STACK with state

14 Sep 2016

STACK with state

The question model of STACK provides an easy way for building automatically assessable questions with mathematical content, but it requires that the questions and their assessment logic depend only on the current input, given by the student all at once. However, the present STACK question model already has just the right form for extending it with state-variables that would lift this limitation. In this article, we report our recent work on the state-variable extension for STACK, and we also discuss combining the use of state-variables with our previous work on conditional output processing. As an outcome, we propose an expansion to the STACK question model, allowing the questions to be state-machines instead of pure functions of a single input event from the student.
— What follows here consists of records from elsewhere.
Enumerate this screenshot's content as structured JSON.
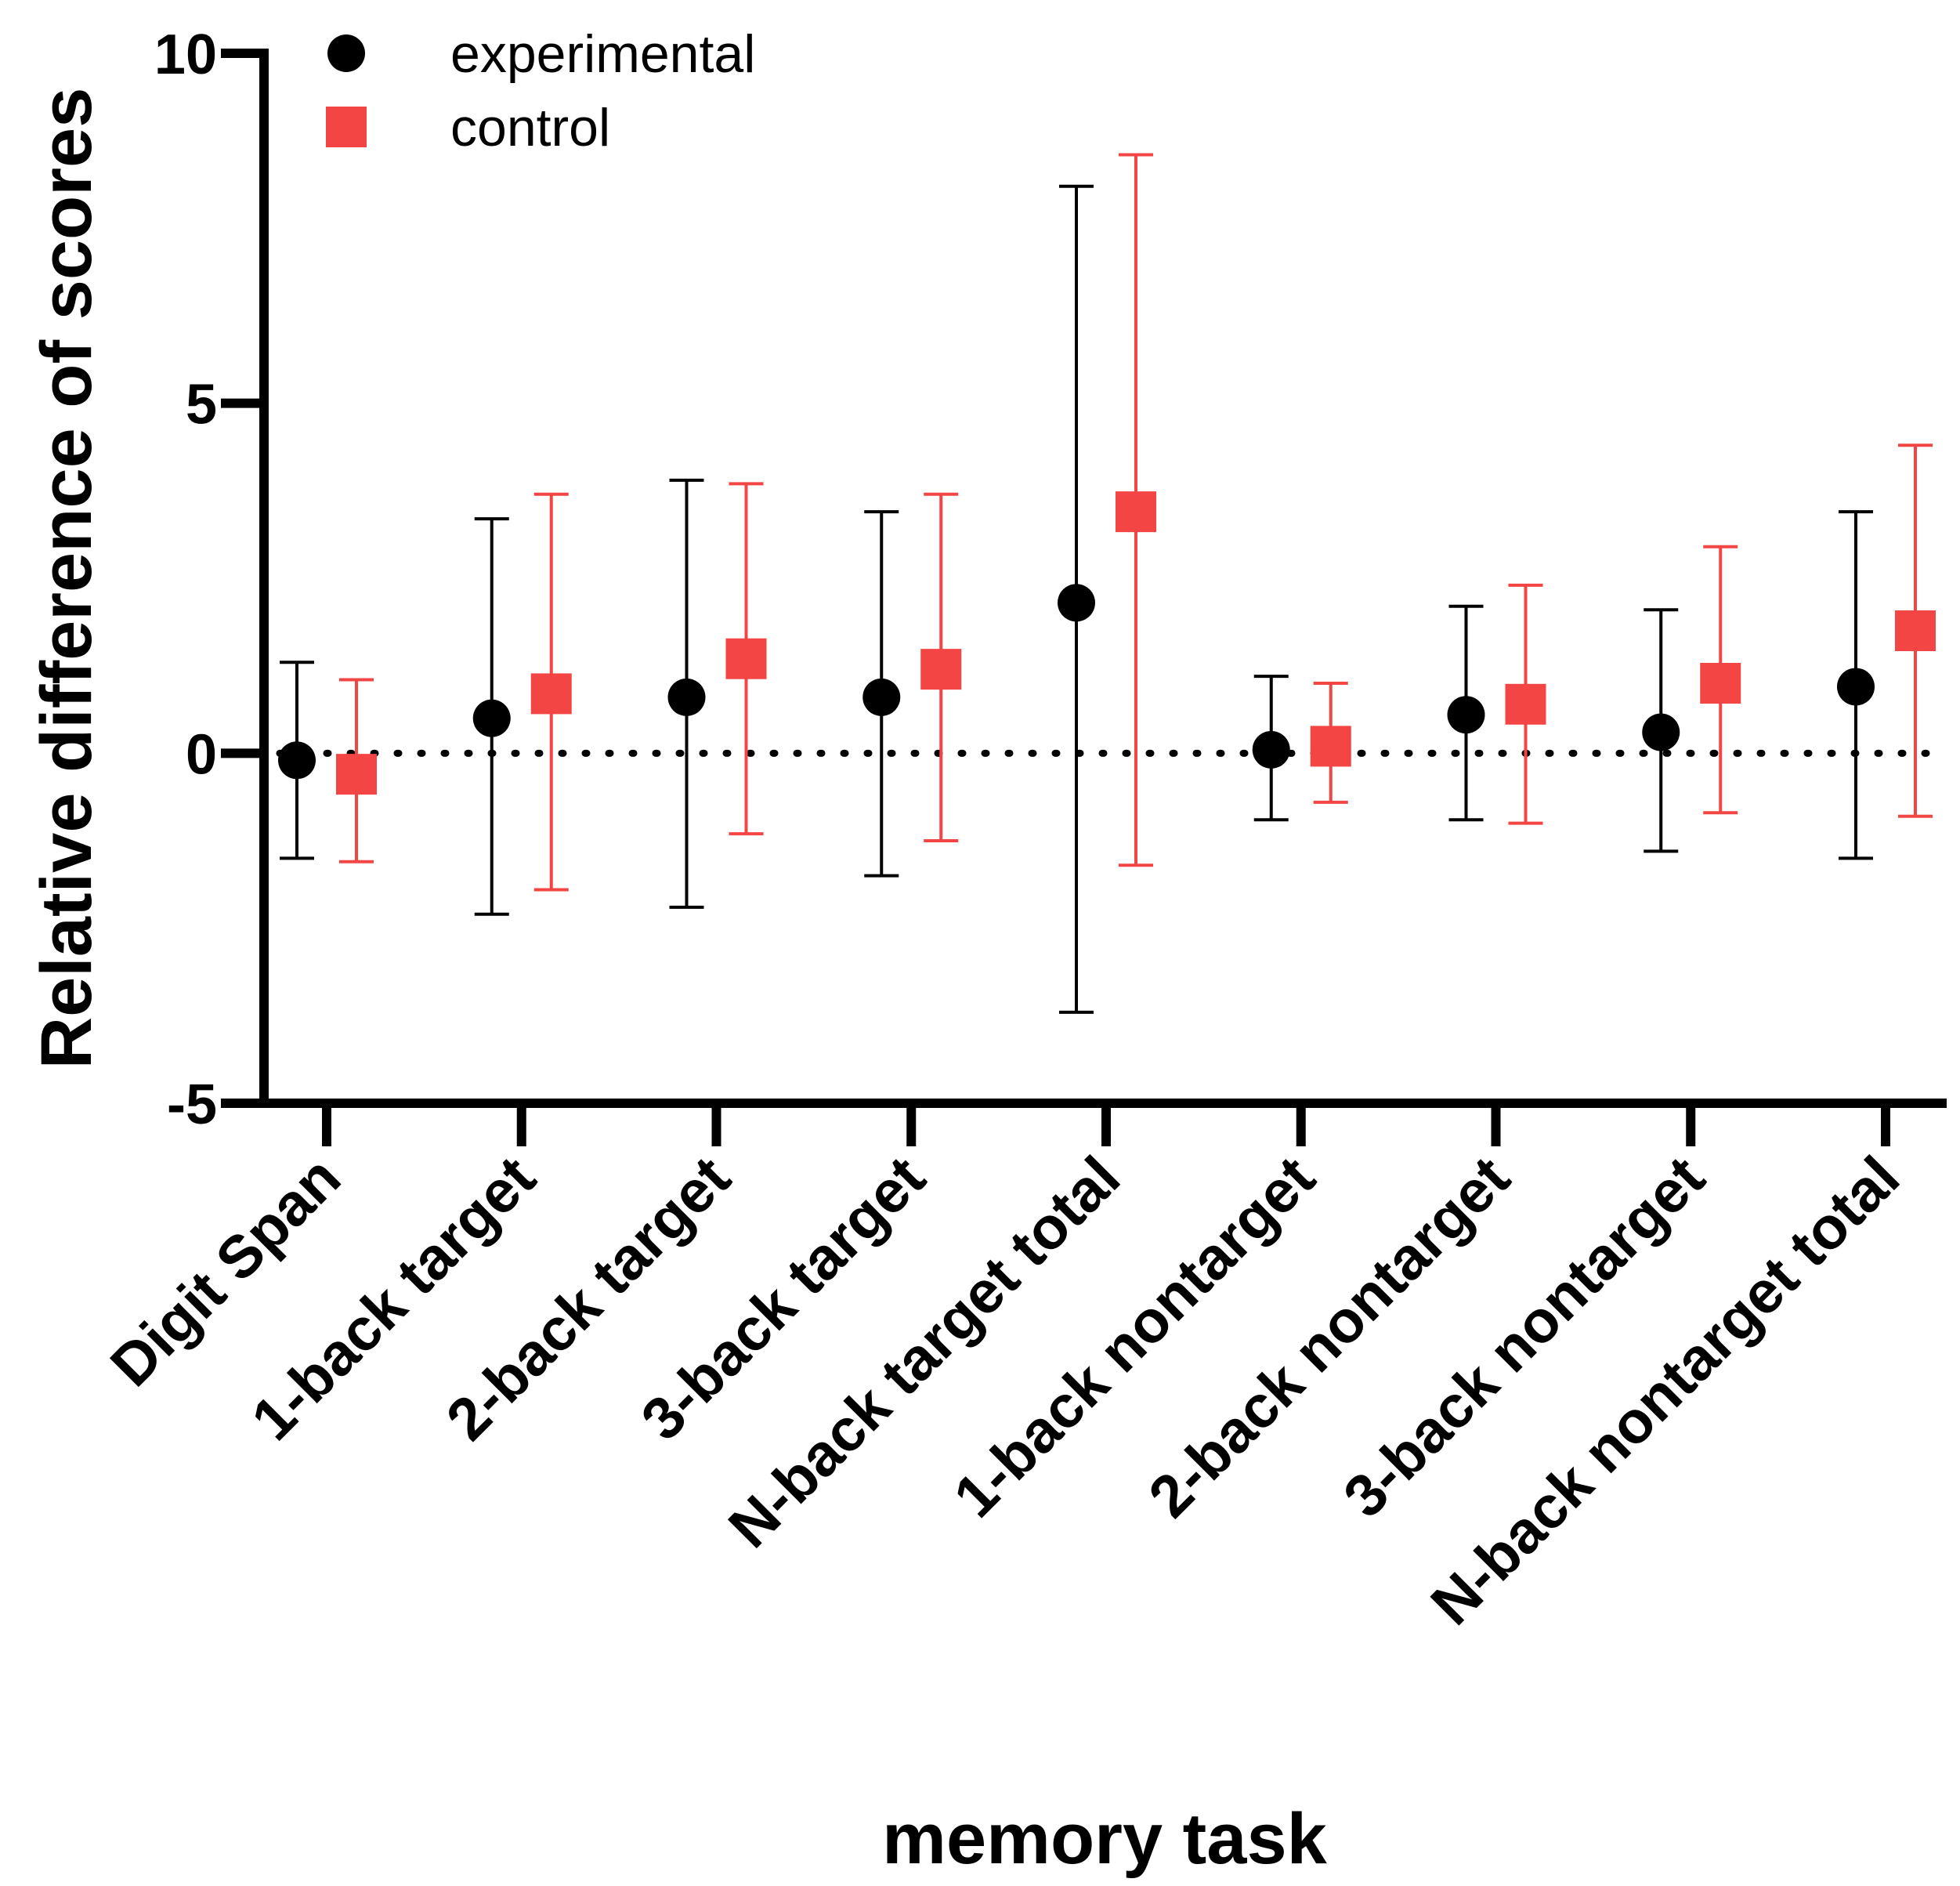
{
  "chart_data": {
    "type": "scatter",
    "xlabel": "memory task",
    "ylabel": "Relative difference of scores",
    "ylim": [
      -5,
      10
    ],
    "yticks": [
      {
        "value": -5,
        "label": "-5"
      },
      {
        "value": 0,
        "label": "0"
      },
      {
        "value": 5,
        "label": "5"
      },
      {
        "value": 10,
        "label": "10"
      }
    ],
    "categories": [
      "Digit Span",
      "1-back target",
      "2-back target",
      "3-back target",
      "N-back target total",
      "1-back nontarget",
      "2-back nontarget",
      "3-back nontarget",
      "N-back nontarget total"
    ],
    "reference_line": 0,
    "legend_position": "top-left",
    "series": [
      {
        "name": "experimental",
        "marker": "circle",
        "color": "#000000",
        "values": [
          -0.1,
          0.5,
          0.8,
          0.8,
          2.15,
          0.05,
          0.55,
          0.3,
          0.95
        ],
        "upper": [
          1.3,
          3.35,
          3.9,
          3.45,
          8.1,
          1.1,
          2.1,
          2.05,
          3.45
        ],
        "lower": [
          -1.5,
          -2.3,
          -2.2,
          -1.75,
          -3.7,
          -0.95,
          -0.95,
          -1.4,
          -1.5
        ]
      },
      {
        "name": "control",
        "marker": "square",
        "color": "#f44545",
        "values": [
          -0.3,
          0.85,
          1.35,
          1.2,
          3.45,
          0.1,
          0.7,
          1.0,
          1.75
        ],
        "upper": [
          1.05,
          3.7,
          3.85,
          3.7,
          8.55,
          1.0,
          2.4,
          2.95,
          4.4
        ],
        "lower": [
          -1.55,
          -1.95,
          -1.15,
          -1.25,
          -1.6,
          -0.7,
          -1.0,
          -0.85,
          -0.9
        ]
      }
    ]
  }
}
We present a model question, using the state variable extension of STACK, that demonstrates some of the new possibilities that open up for the question author. This question is based on a cyclic state machine in its assessment logic, and it demonstrates aspects of strategic planning to solve problems of recursive nature. The model question also demonstrates how the state machine can interpret the solution path, taken by the student, so as to dynamically modify the question behaviour and progress by, e.g., asking additional questions relevant to the path. We further explore the future possibilities from the point of view of learning strategic competencies in mathematics [1,2].

A paper following this talk appeared in the EAMS 2016 special issue of MSOR Connections.

[1] Kilpatrick, J., Swafford, J. & Findell, B. (eds.) (2001). Adding it up: Helping children learn mathematics. Mathematics Learning Study Committee, Center for Education, Division of Behavioral and Social Sciences and Education, National Research Council. Washington, DC: National Academy Press.
[2] Rasila, A., Malinen, J., & Tiitu, H. (2015). On automatic assessment and conceptual understanding. Teaching Mathematics and its Applications, 34(3), pp. 149-159.